Use schema and external consistency to let machines recognize you
If you do well on-site, you must also deal with off-site, because a large part of an entity's credibility is based on cross-source consistency. Specifically: use Organization schema to mark the name, logo, and location; use sameAs to string authoritative nodes such as the official website, Wikidata, LinkedIn, and industry directories into the same entity; use about and mentions at the article level to mark clearly which entities this article is about. At the same time, make sure your name, description, and positioning are consistent across external platforms. If the name is called this and that, the machine may split you into two fuzzy entities, and your credibility will be diluted.

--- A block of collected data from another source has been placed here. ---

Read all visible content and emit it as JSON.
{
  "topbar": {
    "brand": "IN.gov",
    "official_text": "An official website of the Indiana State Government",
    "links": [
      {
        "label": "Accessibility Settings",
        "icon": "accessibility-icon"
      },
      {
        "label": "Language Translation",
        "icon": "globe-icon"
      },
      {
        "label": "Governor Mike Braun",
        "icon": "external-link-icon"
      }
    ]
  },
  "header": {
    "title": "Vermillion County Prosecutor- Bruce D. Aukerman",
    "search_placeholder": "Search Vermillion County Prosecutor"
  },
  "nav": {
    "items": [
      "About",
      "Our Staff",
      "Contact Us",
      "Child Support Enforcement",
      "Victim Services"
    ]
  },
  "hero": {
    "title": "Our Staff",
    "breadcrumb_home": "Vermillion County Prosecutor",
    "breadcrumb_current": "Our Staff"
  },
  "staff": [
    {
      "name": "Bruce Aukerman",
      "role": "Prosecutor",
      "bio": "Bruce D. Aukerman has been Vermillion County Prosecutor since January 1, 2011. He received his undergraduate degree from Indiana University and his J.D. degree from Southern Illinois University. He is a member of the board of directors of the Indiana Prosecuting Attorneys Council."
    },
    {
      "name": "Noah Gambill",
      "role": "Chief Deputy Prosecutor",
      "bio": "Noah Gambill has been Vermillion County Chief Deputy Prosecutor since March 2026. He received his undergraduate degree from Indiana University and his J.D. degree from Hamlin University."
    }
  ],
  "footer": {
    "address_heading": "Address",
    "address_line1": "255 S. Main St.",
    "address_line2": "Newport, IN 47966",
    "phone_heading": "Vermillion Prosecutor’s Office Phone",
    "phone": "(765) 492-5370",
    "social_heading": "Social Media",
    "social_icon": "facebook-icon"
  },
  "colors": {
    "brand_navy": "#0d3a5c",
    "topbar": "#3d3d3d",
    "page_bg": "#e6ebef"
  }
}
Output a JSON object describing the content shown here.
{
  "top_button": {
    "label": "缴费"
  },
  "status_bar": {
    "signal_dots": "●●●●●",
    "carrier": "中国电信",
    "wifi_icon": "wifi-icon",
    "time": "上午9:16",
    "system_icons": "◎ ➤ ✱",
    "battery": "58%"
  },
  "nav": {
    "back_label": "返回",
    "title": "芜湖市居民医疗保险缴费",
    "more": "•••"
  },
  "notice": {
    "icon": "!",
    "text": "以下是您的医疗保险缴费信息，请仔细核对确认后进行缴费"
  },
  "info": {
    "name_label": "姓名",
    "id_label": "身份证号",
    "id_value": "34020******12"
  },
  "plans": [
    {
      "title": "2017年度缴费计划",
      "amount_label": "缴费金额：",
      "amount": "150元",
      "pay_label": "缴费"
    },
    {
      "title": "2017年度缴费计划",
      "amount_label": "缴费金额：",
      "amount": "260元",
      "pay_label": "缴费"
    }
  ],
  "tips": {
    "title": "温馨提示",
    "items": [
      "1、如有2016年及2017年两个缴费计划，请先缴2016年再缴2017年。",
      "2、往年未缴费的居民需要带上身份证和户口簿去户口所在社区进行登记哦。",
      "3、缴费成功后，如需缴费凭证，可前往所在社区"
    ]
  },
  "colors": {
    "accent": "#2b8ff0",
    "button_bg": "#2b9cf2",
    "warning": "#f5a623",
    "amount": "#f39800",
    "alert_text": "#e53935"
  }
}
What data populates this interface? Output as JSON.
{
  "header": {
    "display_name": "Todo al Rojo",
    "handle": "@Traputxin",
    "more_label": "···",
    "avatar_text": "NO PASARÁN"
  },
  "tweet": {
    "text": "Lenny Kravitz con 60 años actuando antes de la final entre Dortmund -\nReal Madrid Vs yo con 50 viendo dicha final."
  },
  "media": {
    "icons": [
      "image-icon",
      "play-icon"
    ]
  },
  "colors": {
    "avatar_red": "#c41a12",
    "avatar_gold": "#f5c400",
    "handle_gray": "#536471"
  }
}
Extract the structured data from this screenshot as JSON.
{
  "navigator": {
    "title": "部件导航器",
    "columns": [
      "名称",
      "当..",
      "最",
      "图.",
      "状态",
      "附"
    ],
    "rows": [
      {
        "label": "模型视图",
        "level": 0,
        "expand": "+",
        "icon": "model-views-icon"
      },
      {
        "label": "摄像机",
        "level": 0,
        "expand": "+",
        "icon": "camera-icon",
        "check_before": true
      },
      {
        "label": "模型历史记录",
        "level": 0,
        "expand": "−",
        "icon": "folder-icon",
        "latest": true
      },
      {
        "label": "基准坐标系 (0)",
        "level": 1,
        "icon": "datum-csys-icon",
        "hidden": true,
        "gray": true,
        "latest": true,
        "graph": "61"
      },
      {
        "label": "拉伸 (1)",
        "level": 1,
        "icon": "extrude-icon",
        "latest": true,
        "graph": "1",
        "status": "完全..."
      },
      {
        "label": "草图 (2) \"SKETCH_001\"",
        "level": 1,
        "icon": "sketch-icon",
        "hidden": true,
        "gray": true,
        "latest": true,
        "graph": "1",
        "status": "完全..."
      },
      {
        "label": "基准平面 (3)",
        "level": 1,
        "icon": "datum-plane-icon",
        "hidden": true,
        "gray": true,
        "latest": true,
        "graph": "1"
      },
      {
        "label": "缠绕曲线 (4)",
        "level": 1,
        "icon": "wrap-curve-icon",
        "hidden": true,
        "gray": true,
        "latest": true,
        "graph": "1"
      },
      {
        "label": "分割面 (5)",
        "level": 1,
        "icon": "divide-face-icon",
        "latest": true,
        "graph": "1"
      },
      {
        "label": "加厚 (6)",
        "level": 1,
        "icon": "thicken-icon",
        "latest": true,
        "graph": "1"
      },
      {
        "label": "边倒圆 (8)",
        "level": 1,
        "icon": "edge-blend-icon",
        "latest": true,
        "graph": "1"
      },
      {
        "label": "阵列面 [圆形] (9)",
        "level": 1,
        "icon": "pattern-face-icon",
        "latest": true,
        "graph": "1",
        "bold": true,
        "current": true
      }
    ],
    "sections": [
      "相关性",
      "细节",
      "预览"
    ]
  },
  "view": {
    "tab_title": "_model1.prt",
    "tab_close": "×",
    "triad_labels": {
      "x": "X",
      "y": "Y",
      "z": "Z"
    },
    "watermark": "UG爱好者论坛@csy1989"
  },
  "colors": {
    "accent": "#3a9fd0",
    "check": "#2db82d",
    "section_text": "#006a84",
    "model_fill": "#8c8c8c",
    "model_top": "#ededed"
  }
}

Instead of just reading your latest article, the machine is integrating all the signals it has seen about you. Any contradiction will deduct your trust score.
How do you know if it's effective?
Traditional ranking tools don’t see this. What you want to ask is no longer "Who is ranked?" but "Among the questions that users will really ask, has the AI mentioned me, in what context, and with whom?" This requires continuous tracking of the brand’s visibility and context in the answers of various engines. Tenten’s Brand Radar does exactly this, turning abstract AI trust into indicators that can be viewed every week. If you want to know whether your entity is clear in the eyes of AI and what pieces of the theme network are missing, you can make an appointment for a 30-minute GEO diagnosis. We will actually run it using your own brand and point out the gaps to you.